# Just getting started



## Edward Greene (Feb 23, 2013)

I got my first stand last year and fell in love with them. I hope i can learn a lot with ya'lls help. I no what your thinking but ( ya'll ) is a word in the south.


----------



## stonecaty (Jan 5, 2013)

It is in pa to


----------



## Rick 1456 (Jun 22, 2010)

Ya'll = youins,,,,,,,


----------



## AmericasBeekeeper (Jan 24, 2010)

Welcome Edward! They's heard it , but bless their little hearts, they cain't conjugate y'all. e.g. y'all, y'alls, yous'alls


----------



## Rader Sidetrack (Nov 30, 2011)

Welcome to Beesource!

>I no what your thinking but ( ya'll ) is a word ...

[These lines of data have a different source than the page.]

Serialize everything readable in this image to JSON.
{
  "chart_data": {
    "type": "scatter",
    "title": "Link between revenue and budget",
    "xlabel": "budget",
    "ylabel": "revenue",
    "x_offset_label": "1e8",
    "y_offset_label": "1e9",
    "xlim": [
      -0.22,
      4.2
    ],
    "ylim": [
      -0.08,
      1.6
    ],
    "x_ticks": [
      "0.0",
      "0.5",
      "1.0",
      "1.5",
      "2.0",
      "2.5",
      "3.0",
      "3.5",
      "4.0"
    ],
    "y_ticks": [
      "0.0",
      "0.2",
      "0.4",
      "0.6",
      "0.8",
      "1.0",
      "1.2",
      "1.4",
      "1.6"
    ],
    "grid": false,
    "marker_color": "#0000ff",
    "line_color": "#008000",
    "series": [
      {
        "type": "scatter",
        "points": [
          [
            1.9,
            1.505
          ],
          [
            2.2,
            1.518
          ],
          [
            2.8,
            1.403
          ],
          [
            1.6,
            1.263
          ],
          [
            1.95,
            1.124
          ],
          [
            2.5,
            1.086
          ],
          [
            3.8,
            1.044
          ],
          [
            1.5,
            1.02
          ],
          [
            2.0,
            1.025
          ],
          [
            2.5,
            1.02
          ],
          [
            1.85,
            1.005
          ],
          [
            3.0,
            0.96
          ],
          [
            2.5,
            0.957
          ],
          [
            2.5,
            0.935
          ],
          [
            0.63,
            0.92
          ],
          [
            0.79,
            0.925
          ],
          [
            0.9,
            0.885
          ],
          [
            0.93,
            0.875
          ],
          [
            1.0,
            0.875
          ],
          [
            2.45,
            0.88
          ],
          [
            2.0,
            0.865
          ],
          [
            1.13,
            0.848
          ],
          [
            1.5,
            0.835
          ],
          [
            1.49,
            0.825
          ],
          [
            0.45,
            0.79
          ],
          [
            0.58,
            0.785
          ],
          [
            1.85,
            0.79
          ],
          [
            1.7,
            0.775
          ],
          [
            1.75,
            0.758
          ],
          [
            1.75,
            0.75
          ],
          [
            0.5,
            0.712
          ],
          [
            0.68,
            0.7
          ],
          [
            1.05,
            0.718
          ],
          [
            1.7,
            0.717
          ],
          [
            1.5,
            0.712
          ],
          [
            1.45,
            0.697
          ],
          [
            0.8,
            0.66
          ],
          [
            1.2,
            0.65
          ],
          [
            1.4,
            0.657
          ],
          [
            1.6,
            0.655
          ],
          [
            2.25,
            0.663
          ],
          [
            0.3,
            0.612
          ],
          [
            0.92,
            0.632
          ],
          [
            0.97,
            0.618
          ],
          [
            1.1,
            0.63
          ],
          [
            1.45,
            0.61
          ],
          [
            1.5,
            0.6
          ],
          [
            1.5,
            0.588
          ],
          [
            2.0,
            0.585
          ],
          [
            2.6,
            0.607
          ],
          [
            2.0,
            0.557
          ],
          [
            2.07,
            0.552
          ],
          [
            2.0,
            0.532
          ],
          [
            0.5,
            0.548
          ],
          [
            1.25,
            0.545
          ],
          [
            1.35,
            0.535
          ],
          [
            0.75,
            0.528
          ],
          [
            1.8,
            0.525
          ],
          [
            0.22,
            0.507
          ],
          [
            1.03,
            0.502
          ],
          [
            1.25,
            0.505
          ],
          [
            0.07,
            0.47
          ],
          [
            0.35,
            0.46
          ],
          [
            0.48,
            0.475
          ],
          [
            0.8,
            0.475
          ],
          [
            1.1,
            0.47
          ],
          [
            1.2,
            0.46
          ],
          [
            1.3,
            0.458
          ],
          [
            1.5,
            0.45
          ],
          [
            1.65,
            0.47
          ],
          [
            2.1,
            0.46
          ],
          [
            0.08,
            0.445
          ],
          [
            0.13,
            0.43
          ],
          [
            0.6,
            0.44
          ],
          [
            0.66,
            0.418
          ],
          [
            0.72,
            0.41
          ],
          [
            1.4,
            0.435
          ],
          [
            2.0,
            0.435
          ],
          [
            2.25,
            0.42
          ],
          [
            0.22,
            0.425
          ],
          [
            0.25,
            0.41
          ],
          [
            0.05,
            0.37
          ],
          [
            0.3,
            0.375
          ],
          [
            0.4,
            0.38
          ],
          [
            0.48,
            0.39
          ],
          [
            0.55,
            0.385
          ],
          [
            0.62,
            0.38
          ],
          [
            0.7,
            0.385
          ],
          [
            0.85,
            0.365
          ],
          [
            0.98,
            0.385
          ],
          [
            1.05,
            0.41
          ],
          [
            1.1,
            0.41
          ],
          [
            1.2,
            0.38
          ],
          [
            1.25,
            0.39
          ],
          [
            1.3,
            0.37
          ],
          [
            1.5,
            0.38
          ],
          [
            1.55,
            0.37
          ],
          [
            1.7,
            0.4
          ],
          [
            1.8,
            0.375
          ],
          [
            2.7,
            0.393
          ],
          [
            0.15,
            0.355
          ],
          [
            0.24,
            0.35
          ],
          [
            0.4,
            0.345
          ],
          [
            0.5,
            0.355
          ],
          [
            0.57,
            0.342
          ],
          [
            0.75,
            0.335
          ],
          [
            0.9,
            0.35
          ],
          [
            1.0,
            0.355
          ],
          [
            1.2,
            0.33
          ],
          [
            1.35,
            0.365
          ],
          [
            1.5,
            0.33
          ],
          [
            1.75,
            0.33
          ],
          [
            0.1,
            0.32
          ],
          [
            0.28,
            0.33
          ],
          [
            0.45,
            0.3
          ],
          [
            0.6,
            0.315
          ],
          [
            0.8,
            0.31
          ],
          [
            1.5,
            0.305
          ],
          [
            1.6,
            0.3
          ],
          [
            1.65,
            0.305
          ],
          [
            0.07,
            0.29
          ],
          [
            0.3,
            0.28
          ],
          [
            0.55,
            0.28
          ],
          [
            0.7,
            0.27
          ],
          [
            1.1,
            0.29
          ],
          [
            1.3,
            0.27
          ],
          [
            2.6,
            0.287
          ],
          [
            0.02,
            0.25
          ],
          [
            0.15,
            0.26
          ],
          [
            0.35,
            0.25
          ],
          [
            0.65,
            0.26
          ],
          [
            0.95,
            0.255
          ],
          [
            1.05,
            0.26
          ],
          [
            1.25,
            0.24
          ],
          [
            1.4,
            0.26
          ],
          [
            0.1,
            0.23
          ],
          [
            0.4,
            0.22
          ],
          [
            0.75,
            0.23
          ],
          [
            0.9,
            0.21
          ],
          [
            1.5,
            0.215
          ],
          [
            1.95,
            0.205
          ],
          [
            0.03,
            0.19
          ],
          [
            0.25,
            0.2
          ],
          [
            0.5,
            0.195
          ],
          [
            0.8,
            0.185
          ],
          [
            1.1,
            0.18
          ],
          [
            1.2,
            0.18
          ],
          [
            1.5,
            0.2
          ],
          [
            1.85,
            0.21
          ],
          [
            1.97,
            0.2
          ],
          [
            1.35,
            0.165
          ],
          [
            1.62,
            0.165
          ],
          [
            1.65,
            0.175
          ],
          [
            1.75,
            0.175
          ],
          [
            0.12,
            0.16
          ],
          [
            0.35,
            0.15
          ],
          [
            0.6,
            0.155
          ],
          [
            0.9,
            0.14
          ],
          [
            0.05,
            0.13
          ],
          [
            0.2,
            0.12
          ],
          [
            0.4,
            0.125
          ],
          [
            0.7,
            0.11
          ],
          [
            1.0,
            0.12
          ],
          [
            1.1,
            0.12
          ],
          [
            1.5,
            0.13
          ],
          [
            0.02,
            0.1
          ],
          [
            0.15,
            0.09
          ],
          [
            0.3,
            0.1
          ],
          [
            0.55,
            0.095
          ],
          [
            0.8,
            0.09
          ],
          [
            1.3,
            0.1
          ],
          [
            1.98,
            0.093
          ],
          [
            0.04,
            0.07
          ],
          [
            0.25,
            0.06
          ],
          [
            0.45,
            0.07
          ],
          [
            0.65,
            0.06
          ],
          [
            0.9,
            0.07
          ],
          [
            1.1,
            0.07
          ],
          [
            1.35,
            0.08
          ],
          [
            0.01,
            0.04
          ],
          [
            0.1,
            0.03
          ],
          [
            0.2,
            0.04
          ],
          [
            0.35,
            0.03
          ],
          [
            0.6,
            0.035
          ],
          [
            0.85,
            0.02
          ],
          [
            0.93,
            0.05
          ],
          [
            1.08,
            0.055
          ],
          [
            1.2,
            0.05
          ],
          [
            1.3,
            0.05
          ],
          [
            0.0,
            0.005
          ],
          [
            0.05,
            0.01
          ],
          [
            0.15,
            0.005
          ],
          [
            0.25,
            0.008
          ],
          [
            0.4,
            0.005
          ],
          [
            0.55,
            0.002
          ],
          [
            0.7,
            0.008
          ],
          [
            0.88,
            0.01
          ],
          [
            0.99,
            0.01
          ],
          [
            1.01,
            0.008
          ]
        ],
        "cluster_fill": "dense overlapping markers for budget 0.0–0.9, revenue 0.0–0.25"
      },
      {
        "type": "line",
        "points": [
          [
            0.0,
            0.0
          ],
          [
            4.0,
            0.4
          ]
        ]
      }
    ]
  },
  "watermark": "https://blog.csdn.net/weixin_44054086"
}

I _know _what yer sayin! :lookout:


----------



## Lazer128 (Dec 15, 2012)

Welcome to the site! Know any tractor salesmen in Lenoir? I bought my Massey Ferguson from there. Never been there cause it was delivered to me me here in Upstate SC. Great guys!


----------



## Edward Greene (Feb 23, 2013)

Yeah, they are some good ol boys. I don't no them personaly but my dad trades with them quite a bit. If they an't got they will help you find it.


----------